Genève - L’Observatoire Euro-Méditerranéen des Droits de l’Homme a exprimé sa profonde préoccupation face à l’intensité accrue des affrontements militaires dans le gouvernorat méridional d’Ad Dali’, entraînant la mort et la blessure des dizaines de civils au milieu de vastes vagues de déplacements de personnes dans des conditions humanitaires extrêmement complexes.

 

   Les personnes déplacées souffrent de conditions humanitaires extrêmement difficiles dans plusieurs zones du gouvernorat d’Ad Dali   

 

Euro-Med a appelé à l’arrêt des affrontements militaires en cours, en particulier au nord et à l’ouest du village de Qa’Tabah, au nord du gouvernorat d’Ad Dali, entre la coalition dirigée par l'Arabie saoudite et l’Ansar Allah (Houthi). En outre, Euro-Med appelle à un relèvement du siège qui affecte la population civile.

Les témoignages recueillis par l’équipe Euro-Med révèlent l’intensité sans précédent des affrontements militaires qui ont eu lieu il y a quelques jours dans les régions d’al-Hajar et du nord de Qa’Tabah à Qardah ainsi que dans les villages Naqil al Shim, utilisant toutes sortes d’armes.

Une famille de quatre enfants et leur père ont été tués lors d’une frappe aérienne qui a visé leur maison lundi dans le village d’al-Wabh. Deux autres enfants (Hamed al-Dukh, 13 ans, et Ahmad al-Dukh, un an et demi) ont également été tués dans une attaque similaire contre un véhicule dans le district d’al-Hazm, dans le gouvernorat d’al-Jawf, au nord du Yémen.

Zahra Hamed Ali, une femme âgée de 70 ans, aurait été abattue dimanche par des hommes armés du district de Rabat du gouvernorat d’Azraq, la tuant immédiatement. Un jour plus tôt, l'homme Saleh Said al-Harbi a été abattu dans le district de Qardah par un sniper alors qu’il rentrait chez lui.

Le 11 mai 2019, Qa’Tabah a été témoin d’un bombardement aveugle qui a entraîné le meurtre de deux familles, dont quatre enfants (Ishraq, Anas et Saqr et Yamamah, al-Hubeishi), lors du bombardement de leur maison.

Des avions de chasse saoudiens ont visé une maison dans le village de Shalil, tuant un homme et deux femmes et blessant 13 autres, dont la plupart sont des enfants gravement blessés.

Des cas de disparitions forcées et d’enlèvements de civils ont également été documentés, y compris l’enlèvement de six enfants de la famille al-Huzaifi le 27 avril dernier, dont le sort reste inconnu.

De grandes vagues de déplacements se sont produites après le début des opérations militaires, tandis que les résidents locaux affirment que beaucoup d’entre eux sont toujours pris au piège chez eux et qu’ils n’ont pas été en mesure d’accéder aux besoins de base.

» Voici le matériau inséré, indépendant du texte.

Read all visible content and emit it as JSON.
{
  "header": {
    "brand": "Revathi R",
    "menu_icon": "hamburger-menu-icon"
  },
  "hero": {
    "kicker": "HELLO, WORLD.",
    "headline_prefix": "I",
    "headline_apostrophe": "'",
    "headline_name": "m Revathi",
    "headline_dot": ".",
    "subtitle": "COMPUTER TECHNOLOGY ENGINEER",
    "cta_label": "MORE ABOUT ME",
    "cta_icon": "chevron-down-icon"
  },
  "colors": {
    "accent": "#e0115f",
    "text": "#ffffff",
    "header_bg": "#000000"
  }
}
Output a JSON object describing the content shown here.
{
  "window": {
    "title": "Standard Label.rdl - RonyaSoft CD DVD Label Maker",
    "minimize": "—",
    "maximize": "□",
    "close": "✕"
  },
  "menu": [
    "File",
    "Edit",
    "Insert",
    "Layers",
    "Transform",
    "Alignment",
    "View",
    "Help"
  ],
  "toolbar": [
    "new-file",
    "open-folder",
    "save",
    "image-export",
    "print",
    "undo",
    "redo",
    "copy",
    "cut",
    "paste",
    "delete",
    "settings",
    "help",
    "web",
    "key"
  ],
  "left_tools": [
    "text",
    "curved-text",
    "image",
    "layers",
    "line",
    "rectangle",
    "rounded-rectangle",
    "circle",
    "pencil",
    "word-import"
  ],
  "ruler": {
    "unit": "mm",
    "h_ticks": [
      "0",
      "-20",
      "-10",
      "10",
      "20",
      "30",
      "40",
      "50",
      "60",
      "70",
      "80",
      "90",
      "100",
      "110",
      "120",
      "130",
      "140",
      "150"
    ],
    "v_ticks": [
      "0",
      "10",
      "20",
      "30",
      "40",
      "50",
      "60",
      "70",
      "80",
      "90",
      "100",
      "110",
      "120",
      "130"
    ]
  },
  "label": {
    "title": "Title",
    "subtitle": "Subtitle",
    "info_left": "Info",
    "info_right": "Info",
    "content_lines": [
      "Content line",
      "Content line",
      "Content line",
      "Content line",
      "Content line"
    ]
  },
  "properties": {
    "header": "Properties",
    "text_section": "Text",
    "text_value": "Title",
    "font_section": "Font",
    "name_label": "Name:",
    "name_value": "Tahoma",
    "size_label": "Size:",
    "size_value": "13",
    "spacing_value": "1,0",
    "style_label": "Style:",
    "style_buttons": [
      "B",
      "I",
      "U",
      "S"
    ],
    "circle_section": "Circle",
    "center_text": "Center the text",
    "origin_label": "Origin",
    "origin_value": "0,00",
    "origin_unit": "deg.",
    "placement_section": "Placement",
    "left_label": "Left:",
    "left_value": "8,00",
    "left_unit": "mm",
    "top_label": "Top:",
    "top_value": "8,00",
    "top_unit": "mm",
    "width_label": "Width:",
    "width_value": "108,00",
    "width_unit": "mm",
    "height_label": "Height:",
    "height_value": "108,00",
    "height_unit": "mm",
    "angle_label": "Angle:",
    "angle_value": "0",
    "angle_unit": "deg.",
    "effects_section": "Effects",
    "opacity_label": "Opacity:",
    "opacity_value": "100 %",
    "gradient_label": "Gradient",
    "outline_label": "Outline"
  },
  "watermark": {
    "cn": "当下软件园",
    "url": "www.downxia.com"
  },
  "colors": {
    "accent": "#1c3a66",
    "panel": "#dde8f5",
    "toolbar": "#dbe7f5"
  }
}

Les personnes déplacées souffrent également de conditions humanitaires extrêmement difficiles dans plusieurs zones du gouvernorat d’Ad Dali et dans les zones de confrontation, et leur situation est exacerbée par le manque d’aide et l’incapacité de fournir des soins de santé aux patients.

Qa’Tabah est devenue une zone sinistrée, où plus d’un millier de personnes déplacées sont confrontées à leur sort à la suite des bombardements d’avions de la coalition dirigée par l’Arabie saoudite et les Houthis.

Les affrontements militaires dans le gouvernorat d’Ad Dali font partie d’une série de violations commises par les parties au conflit au Yémen, notamment en ciblant des civils, en violation flagrante du droit à la vie et au mépris des règles du droit international humanitaire et des conventions internationales.

Cibler des civils, y compris des enfants, constitue une violation grave du droit humanitaire international, qui pourrait constituer un crime de guerre en vertu de la quatrième Convention de Genève en ce qui concerne la protection des civils, dont l’article 3 interdit les atteintes à la vie et à l’intégrité physique, en particulier le meurtre sous toutes ses formes.

Selon les statistiques de l’Organisation mondiale de la santé, plus de 10000 Yéménites ont été tués depuis le début de la Coalition saoudienne contre le Yémen le 26 mars 2015, alors que les militants confirment que le nombre de morts est beaucoup plus élevé.

Euro-Med appelle toutes les parties au conflit au Yémen à assumer leur responsabilité humanitaire et juridique et à mettre fin à la guerre qui a dévasté le pays, soulignant la nécessité d’une intervention plus forte de l’ONU pour responsabiliser les auteurs de ces actes et pour mettre fin à l’effusion de sang continue au Yémen qui dure depuis plus de quatre ans et pour sauver des millions de personnes au bord de la famine.